В крайнем случае (когда действует принцип “победителю достается все”) к самому пригодному узлу сходятся все или почти все связи. Чаще наблюдается модель “пригодные обогащаются”, при которой за “обильно загруженным узлом внимательно следят несколько менее загруженных узлов, а за ними следуют уже десятки еще менее загруженных узлов”[183]. Встречаются и промежуточные сети с другим устройством: например, сети дружеских связей между американскими подростками не являются ни случайными, ни безмасштабными[184].

В случайной сети, как давно уже продемонстрировали Эрдёш и Реньи, каждый узел внутри сети имеет приблизительно одинаковое количество ребер, связывающих его с другими узлами. Лучший пример из реальной жизни – это сеть автомагистральных дорог национального значения в США, где каждый крупный город имеет приблизительно одинаковое количество шоссе, соединяющих его с другими городами. Примером же безмасштабной сети является сеть воздушного сообщения США, в которой множество маленьких аэропортов связаны с аэропортами средней величины, а те, в свою очередь, связаны с несколькими огромными и оживленными аэропортами-хабами. Другие сети более высокоцентрализованны, но при этом не обязательно безмасштабны. Так, один из способов понять трагедию, которая разворачивается у Шекспира в “Гамлете”, – это построить граф, отображающий сеть взаимоотношений между его персонажами: на нем видно, что Гамлет и его отчим Клавдий обладают самой высокой центральностью по степени (то есть самым большим количеством ребер; см. илл. 7).

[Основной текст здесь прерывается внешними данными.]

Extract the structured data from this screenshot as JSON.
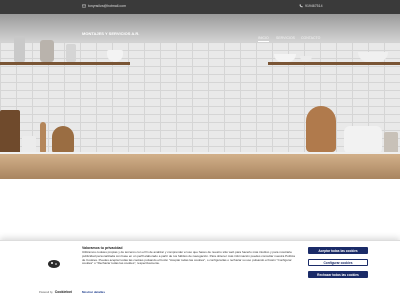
{
  "topbar": {
    "email": "tonynsilva@hotmail.com",
    "phone": "919467514"
  },
  "nav": {
    "brand": "MONTAJES Y SERVICIOS A.R.",
    "items": [
      {
        "label": "INICIO",
        "active": true
      },
      {
        "label": "SERVICIOS",
        "active": false
      },
      {
        "label": "CONTACTO",
        "active": false
      }
    ]
  },
  "cookie": {
    "title": "Valoramos tu privacidad",
    "text": "Utilizamos cookies propias y de terceros con el fin de analizar y comprender el uso que haces de nuestro sitio web para hacerlo más intuitivo y para mostrarte publicidad personalizada con base en un perfil elaborado a partir de tus hábitos de navegación. Para obtener más información puedes consultar nuestra Política de Cookies. Puedes aceptar todas las cookies pulsando el botón \"Aceptar todas las cookies\", o configurarlas o rechazar su uso pulsando el botón \"Configurar cookies\" o \"Rechazar todas las cookies\", respectivamente.",
    "more_label": "Mostrar detalles",
    "powered_by": "Powered by",
    "provider": "Cookiebot",
    "accept_label": "Aceptar todas las cookies",
    "configure_label": "Configurar cookies",
    "reject_label": "Rechazar todas las cookies"
  },
  "colors": {
    "topbar": "#3a3a3a",
    "button_primary": "#1a2b68"
  },
  "icons": {
    "email": "envelope-icon",
    "phone": "phone-icon",
    "cookie": "cookie-icon"
  }
}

Теперь рассмотрим все способы, какими сеть может отличаться от своего случайного варианта (см. илл. 8). Сеть может быть чрезвычайно детерминированной и неслучайной: такова, например, кристаллическая решетка или сетка, в которой каждый узел имеет точно такое же количество ребер, как и все остальные (внизу слева). Сеть может быть модульной – это значит, что ее можно разбить на ряд отдельных кластеров, но при этом их будет объединять небольшое количество связей (внизу справа). Сеть может быть и гетерогенной (разнородной), так что все узлы будут сильно отличаться друг от друга с точки зрения центральности по степени: подобная картина типична для безмасштабных сетей, какие представляют собой интернет-сообщества (вверху слева). Некоторые сети являются одновременно иерархичными и модульными – как, например, сложные генетические системы, регулирующие метаболизм: в них некоторые подсистемы помещены под контроль других (вверху справа)[185].


Илл. 7. Простая (но трагическая) сеть: “Гамлет” Шекспира. Гамлет лидирует с точки зрения центральности по степени (16 связей по сравнению с 13 связями Клавдия). “Зона смерти” в пьесе охватывает персонажей, связанных одновременно с Гамлетом и Клавдием. (См. фото.)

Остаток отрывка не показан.